Gazeteci Mete ÇUBUKÇU
Batı istediğiyle, istediği zaman ilgileniyor
Bombaların, ölümün kol gezdiği ülkelerde yaşanan dramları ekranlara taşıyan bir gazeteci. İzlerken bile içimizi burkan görüntüleri tam da yerinde gören, araştıran, inceleyen, arka planda olup bitenleri en yalın haliyle bizlere sunan Gazeteci Mete Çubukçu’yla Orta Doğu’yu, savaşları ve tabi ki savaş çocuklarını konuştuk…
Uzun yıllar savaş muhabirliği de dahil olmak üzere gazetecilik yaptınız. Bu mesleğin size kazanımları neler oldu?

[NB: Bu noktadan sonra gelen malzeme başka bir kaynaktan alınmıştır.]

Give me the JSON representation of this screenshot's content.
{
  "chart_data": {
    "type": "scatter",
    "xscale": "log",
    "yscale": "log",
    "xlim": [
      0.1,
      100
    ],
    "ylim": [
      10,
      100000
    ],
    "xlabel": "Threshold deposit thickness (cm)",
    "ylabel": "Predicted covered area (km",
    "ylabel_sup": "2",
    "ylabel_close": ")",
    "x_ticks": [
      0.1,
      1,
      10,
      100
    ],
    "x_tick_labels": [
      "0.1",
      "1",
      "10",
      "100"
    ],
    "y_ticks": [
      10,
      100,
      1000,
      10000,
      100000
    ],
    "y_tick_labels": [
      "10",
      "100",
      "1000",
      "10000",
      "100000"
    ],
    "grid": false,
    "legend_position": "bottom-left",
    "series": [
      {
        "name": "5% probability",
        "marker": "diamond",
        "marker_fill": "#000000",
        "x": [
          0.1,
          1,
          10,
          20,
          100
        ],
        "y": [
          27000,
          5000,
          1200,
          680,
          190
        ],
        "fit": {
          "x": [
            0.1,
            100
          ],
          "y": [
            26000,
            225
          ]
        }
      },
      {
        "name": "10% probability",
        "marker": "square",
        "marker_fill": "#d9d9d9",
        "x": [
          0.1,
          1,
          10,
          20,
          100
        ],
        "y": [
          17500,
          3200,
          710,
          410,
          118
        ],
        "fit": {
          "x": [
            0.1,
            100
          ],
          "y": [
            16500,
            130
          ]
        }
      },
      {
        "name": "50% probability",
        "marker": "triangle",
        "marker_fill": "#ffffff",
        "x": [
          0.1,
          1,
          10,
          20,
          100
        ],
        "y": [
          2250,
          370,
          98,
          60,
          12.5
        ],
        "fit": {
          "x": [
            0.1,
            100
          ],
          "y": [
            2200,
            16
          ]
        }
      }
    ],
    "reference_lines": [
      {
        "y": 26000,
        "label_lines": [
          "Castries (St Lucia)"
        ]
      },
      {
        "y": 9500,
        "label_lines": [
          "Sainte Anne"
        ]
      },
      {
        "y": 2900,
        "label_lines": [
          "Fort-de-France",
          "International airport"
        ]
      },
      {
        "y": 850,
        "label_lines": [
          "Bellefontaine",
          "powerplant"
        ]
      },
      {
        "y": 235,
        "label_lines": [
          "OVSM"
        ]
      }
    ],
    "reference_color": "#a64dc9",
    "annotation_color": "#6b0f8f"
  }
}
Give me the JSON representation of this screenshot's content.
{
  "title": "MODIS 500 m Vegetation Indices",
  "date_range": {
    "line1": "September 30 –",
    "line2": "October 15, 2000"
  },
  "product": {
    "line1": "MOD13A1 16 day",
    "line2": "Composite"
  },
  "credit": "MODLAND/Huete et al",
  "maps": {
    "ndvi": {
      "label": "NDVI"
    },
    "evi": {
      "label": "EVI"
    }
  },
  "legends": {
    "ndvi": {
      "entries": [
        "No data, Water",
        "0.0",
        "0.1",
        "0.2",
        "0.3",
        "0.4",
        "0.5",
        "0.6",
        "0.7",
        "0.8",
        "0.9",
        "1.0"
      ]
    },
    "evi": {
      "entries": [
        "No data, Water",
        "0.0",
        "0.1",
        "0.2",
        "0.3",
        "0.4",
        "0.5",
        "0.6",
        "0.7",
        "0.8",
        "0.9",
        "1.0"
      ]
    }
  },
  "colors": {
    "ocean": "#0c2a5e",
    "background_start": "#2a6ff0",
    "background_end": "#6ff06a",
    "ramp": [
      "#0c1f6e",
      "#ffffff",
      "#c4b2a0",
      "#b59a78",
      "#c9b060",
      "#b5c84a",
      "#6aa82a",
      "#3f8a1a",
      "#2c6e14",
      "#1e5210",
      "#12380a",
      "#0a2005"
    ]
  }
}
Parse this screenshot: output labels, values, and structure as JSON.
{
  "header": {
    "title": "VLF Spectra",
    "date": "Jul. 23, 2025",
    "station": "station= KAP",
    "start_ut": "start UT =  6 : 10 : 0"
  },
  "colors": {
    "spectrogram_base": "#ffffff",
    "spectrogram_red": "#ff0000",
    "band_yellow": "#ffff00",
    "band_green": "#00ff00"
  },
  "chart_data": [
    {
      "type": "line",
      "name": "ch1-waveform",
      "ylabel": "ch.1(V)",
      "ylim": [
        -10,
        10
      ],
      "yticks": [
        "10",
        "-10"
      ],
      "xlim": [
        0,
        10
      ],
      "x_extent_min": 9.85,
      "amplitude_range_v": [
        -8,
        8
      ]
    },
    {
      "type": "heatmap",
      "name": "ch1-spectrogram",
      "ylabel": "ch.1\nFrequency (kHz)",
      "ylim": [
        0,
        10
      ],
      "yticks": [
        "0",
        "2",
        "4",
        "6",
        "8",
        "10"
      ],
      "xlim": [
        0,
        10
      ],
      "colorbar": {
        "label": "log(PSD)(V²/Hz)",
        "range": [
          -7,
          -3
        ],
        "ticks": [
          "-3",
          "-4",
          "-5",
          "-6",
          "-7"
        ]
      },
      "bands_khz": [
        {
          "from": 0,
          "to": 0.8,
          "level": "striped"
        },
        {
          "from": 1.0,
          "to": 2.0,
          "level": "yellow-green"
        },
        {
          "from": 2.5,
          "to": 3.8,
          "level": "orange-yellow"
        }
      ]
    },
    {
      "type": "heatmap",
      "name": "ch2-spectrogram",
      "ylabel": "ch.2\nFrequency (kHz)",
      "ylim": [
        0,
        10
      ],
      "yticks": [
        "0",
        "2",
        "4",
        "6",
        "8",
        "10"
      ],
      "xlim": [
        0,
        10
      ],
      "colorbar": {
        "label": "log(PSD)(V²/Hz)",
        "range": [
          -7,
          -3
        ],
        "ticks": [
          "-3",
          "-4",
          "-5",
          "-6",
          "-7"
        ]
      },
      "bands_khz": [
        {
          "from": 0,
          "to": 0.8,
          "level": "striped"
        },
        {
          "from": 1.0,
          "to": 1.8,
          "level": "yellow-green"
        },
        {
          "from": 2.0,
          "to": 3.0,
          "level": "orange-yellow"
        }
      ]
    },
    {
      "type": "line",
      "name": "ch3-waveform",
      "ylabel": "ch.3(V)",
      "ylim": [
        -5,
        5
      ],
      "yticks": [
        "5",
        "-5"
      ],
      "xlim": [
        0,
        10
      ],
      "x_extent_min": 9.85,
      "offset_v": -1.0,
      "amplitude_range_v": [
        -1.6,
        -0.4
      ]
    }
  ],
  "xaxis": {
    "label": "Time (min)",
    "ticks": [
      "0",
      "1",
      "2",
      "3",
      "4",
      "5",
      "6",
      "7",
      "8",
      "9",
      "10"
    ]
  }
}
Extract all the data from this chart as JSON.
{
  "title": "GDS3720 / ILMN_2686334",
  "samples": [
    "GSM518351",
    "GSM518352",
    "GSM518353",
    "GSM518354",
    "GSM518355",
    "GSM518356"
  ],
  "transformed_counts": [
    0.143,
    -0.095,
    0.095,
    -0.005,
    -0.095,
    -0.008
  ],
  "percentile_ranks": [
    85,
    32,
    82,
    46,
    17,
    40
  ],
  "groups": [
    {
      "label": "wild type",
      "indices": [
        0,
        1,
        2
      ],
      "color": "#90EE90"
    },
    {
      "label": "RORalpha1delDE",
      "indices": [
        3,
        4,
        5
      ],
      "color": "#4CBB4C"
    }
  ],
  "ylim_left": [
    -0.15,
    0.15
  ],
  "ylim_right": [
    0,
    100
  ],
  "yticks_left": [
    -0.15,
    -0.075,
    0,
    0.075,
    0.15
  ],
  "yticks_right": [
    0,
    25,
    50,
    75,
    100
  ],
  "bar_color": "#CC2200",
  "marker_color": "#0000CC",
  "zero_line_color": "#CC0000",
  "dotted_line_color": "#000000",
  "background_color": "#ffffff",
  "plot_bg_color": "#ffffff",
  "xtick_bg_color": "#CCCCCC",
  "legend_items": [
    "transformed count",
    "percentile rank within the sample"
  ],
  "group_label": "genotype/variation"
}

Bana göre gazetecilik en keyifli mesleklerden birisi. Zor ama insanlarla temas halinde olmak, yeni yerler ve yeni olaylarla karşılaşılması, insanlara yeni bir şeylerin iletilmesi çok önemli. İnsanı sürekli diri tutan, insanlarla, hem ülkenin, hem de dünya gündemi ile ilişkili olması nedeniyle bir yandan zihinsel bir faaliyet bir yandan da kamu görevi. Çünkü biliyorsunuz gazeteciler kamuya karşı sorumludur ve bir kamu görevini yerine getirirler. Bu da insana gerçekten keyif verir. Çünkü toplumdaki mutsuzlukları bir şekilde yansıtmak ve daha iyiyi amaçlamayı hedeflediği için gazetecilik mesleği anlamlı bir misyon taşır. Toplamında insanı zenginleştiren, her anlamda birçok şey katan bir meslek.
Televizyon sektörüne geçmekle bütün bu birikimin artık daha farklı bir platformda değerlendirilmesini mi amaçladınız? Televizyon sektörünü neden tercih ettiniz?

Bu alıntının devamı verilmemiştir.